Pas une pluie douce ou mélancolique. Non. Une vraie pluie d’hiver, serrée, froide, brutale. Une pluie qui racle les trottoirs, détrempe les os, fait grincer les dents. Elle tombe en lames, droite, méthodique. Comme si le ciel s’acharnait à laver la ville de ses péchés.
Moi, je suis en dessous. Toujours en dessous.
Ma capuche me colle au crâne. Mes baskets prennent l’eau depuis des semaines. Mes doigts sont gelés malgré les gants troués.
Mais je marche. D’un pas rapide, rasant les murs, les mains dans les poches, le regard au sol.

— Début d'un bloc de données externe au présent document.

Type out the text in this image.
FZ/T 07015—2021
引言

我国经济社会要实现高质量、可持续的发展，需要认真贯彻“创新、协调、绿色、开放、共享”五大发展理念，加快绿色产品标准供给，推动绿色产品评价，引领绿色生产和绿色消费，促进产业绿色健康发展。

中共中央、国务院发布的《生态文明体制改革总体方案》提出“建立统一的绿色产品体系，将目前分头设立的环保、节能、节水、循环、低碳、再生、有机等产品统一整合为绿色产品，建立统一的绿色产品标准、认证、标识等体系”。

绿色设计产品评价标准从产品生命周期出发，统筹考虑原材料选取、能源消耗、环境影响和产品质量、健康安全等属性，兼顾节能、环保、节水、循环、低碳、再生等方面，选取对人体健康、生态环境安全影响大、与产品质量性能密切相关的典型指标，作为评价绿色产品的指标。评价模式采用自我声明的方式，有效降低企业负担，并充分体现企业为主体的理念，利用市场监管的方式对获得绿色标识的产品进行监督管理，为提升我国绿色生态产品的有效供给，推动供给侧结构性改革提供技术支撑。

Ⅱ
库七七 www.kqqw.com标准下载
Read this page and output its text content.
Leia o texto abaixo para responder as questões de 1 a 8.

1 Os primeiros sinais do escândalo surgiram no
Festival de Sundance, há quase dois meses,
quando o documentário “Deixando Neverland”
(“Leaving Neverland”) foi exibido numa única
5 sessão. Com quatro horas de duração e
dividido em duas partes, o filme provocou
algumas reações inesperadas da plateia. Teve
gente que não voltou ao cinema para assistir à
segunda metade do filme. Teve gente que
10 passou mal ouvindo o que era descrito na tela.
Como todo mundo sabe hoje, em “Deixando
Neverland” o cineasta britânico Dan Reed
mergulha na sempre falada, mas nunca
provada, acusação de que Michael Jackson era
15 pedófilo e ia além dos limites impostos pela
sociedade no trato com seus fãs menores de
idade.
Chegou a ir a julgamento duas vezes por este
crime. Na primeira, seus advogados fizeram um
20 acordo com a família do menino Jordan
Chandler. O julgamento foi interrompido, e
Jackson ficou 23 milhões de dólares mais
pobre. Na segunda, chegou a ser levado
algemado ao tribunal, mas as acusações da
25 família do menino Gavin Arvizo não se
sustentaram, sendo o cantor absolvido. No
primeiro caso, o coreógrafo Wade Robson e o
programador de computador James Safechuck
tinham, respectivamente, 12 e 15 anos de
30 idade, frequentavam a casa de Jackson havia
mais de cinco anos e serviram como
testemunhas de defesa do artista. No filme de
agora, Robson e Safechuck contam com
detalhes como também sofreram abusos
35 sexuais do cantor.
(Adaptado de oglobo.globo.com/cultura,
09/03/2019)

Ne pas croiser les yeux. Ne pas répondre. Ne pas exister.
Je m’appelle Léo.
Quinze ans. Silencieux. Cassé. Un garçon de trop, un gosse de rien.
C’est ce que je montre. Ce que je joue. Parce que dans la rue, être un garçon, c’est déjà un peu moins dangereux. Moins vulnérable.
Être une fille, c’est une cible peinte sur le front.
Alors j’ai effacé Liv. Enterré ses cheveux, ses hanches, sa voix. J’ai appris à cracher par terre, à marcher les jambes écartées, à baisser la tête comme si j’étais prêt à cogner. Et souvent, ça suffit.
Ce soir encore, je suis ce garçon.
Le trottoir brille sous les néons blafards. Le froid mord. Les gens défilent, silhouettes fantômes, absorbées dans leurs mondes. J’aime cette foule sans visages. C’est là que je disparais le mieux.
Je longe les quais. Mon refuge n’est plus très loin. Un ancien entrepôt portuaire condamné, planqué derrière des containers rouillés. Personne ne vient jamais là-bas. Juste moi. Et parfois les rats. J’ai appris à les ignorer, eux aussi.
Mais ce soir, un détail m’arrête.
Le portail. Il est entrouvert.
Je me fige. Mon cœur fait un bond. Une ouverture, un souffle de lumière dans ma cachette.
Personne ne sait que je dors ici. J’en suis certaine. Je n’ai rien dit à personne.
Et pourtant…
Je m’accroupis dans l’ombre d’un lampadaire éteint. Mes doigts glissent sous ma veste. Je touche le manche de mon petit couteau. Pas grand-chose. Une lame émoussée. Mais c’est ma sécurité, ma frontière. Un reste d’instinct.
Je m’approche. Lentement. En silence. Mes semelles glissent sur le béton détrempé.
À l’intérieur, une lumière danse. Faible, mobile. Pas un feu. Pas une lampe de camping.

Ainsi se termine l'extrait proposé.